Ethiopia is a multilingual country par excellence and multiple languages are used as media of
administration, education and mass communications. But, these textual contents may not be
expressed in a monolithic format. To use such textual resources for various purposes, language
identification (LID) is an important preprocessing task for understanding, organizing and
analyzing these contents. LID is the detection of the natural language of an input text. It is also the
first necessary step to do any language-dependent natural language processing tasks. Although
text-based LID has been extensively studied, there is still no comprehensive understanding of the
factors that determine its identification accuracy. Factors such as the size of the text fragment to
be identified, the amount and variety of training data available, the classification algorithm and
the embedding techniques used. LID in very closely related languages is another unsolved problem.
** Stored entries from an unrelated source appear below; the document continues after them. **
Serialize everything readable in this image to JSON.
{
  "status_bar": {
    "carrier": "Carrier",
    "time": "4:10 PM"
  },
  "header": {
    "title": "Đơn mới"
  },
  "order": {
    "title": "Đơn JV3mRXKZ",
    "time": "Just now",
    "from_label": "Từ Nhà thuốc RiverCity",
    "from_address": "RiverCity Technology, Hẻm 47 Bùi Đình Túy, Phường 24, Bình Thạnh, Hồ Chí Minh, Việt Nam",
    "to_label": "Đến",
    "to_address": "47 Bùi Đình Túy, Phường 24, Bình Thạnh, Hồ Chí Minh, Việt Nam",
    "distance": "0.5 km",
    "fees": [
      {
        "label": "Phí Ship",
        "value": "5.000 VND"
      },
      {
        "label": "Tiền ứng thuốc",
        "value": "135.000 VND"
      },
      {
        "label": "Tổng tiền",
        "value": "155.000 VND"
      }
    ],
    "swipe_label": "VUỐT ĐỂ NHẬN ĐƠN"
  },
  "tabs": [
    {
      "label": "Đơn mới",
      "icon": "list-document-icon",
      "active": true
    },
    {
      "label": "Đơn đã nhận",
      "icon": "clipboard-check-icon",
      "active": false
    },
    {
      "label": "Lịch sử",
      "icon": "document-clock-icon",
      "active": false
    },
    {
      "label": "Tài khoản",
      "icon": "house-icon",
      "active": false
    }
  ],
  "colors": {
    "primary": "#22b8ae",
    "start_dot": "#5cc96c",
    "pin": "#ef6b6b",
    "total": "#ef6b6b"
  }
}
Current LID applications and models are unable to accurately identify the language for given text
written in the Ge’ez script due to their similarity. The Ethiopic script is an alpha-syllabary or
abugida “
አቡጊዳ” writing system used for several languages spoken in Ethiopia and Eritrea.
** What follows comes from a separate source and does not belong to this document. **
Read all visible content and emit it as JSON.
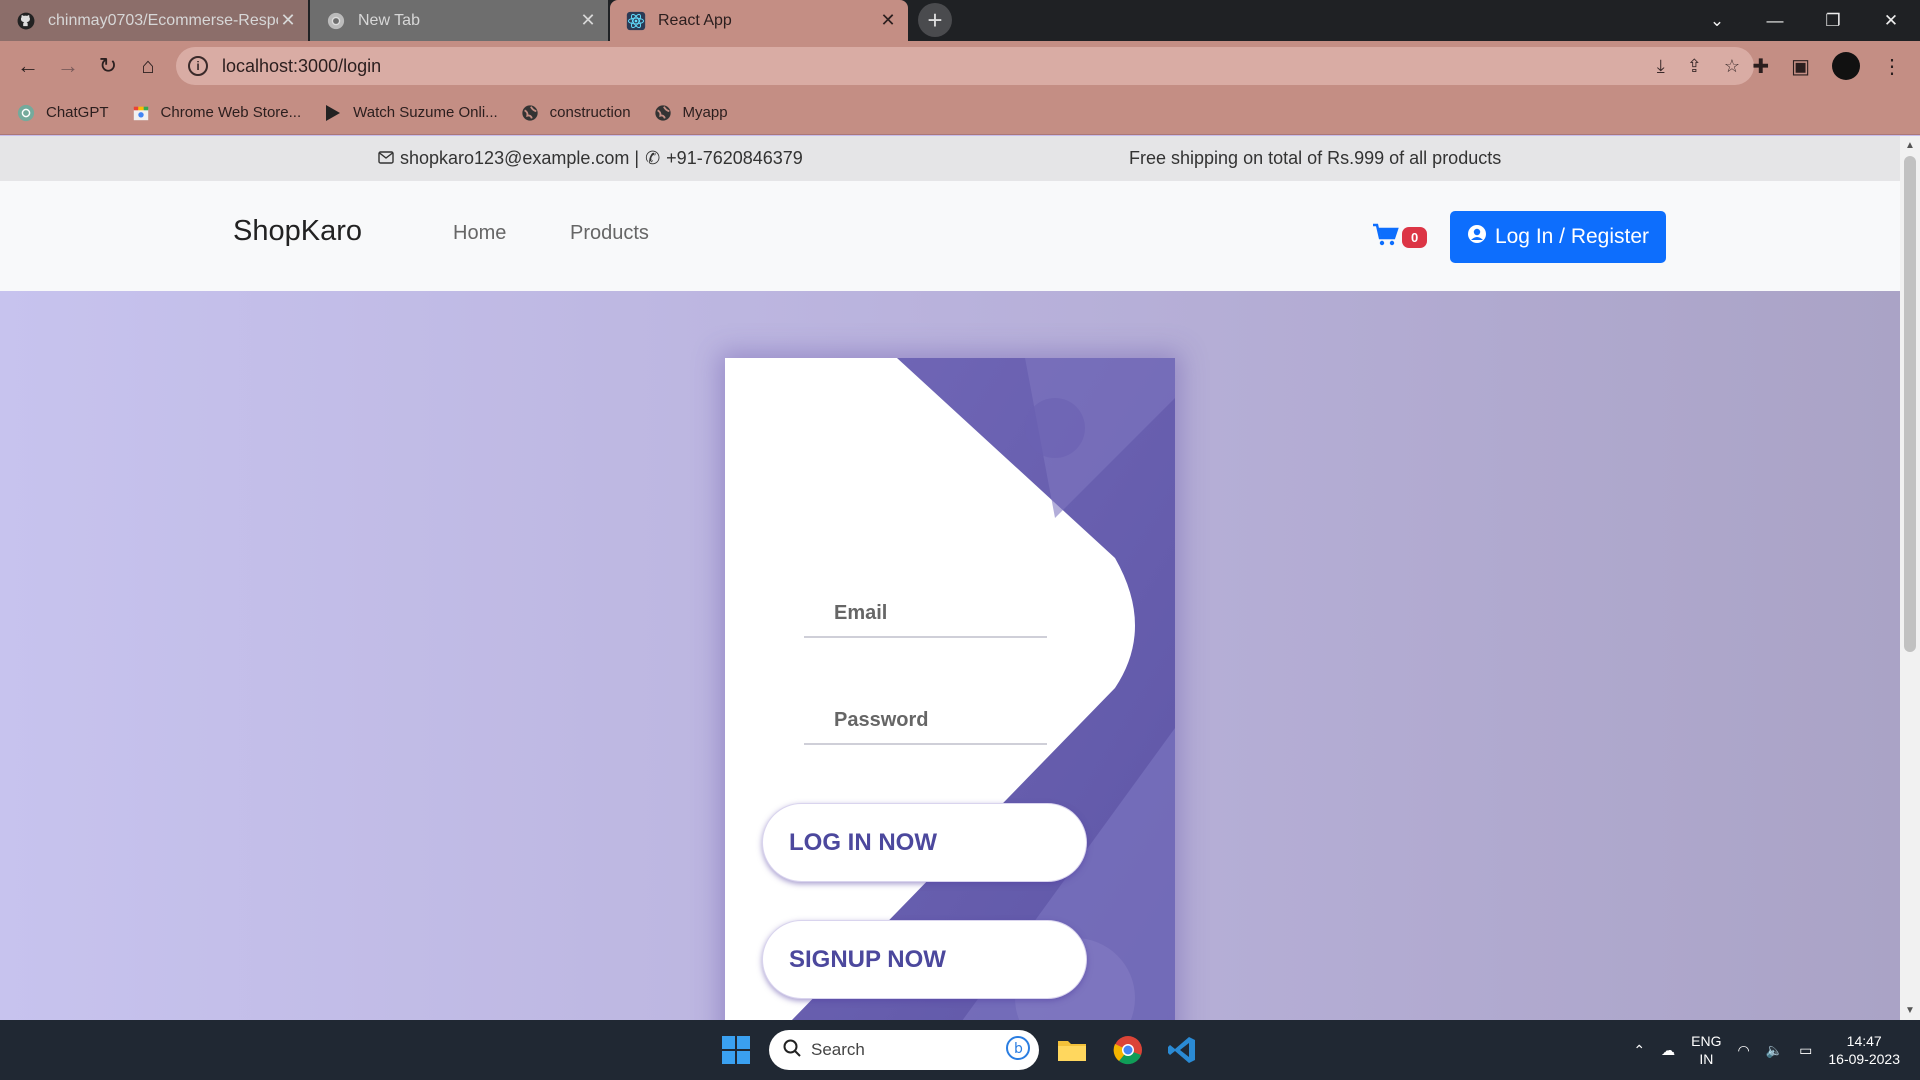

In this work, we presented a LID model for six typologically and phylogenetically related low-
resourced Ethiopian languages that use the Ge’ez script as their writing system; namely Amharic,
Awngi, Ge'ez, Guragigna, Tigrigna and Xamtanga. The corpus used was collected automatically
from various sources including Ethiopian mass media websites, social media, Bibles and related
publications. We used the chars2vec embedding technique as a feature and DNN model for
classification. To train and evaluate the proposed LID model, the researchers conducted several
experiments with sample texts of different lengths using the best hyperparameter setting. Finally,
the proposed LID model correctly identified the languages with an accuracy of more than 99% for
texts longer than 50 characters and an accuracy of 77.68% for texts 5 characters long. The
developed model also performed well for the out-of-vocabulary texts. In cases where languages
are closely related and texts are very short, the identification performance of the proposed model
was relatively poor. Therefore, it would be of interest to keep exploring LID models that handle
closely related languages with short texts in the future.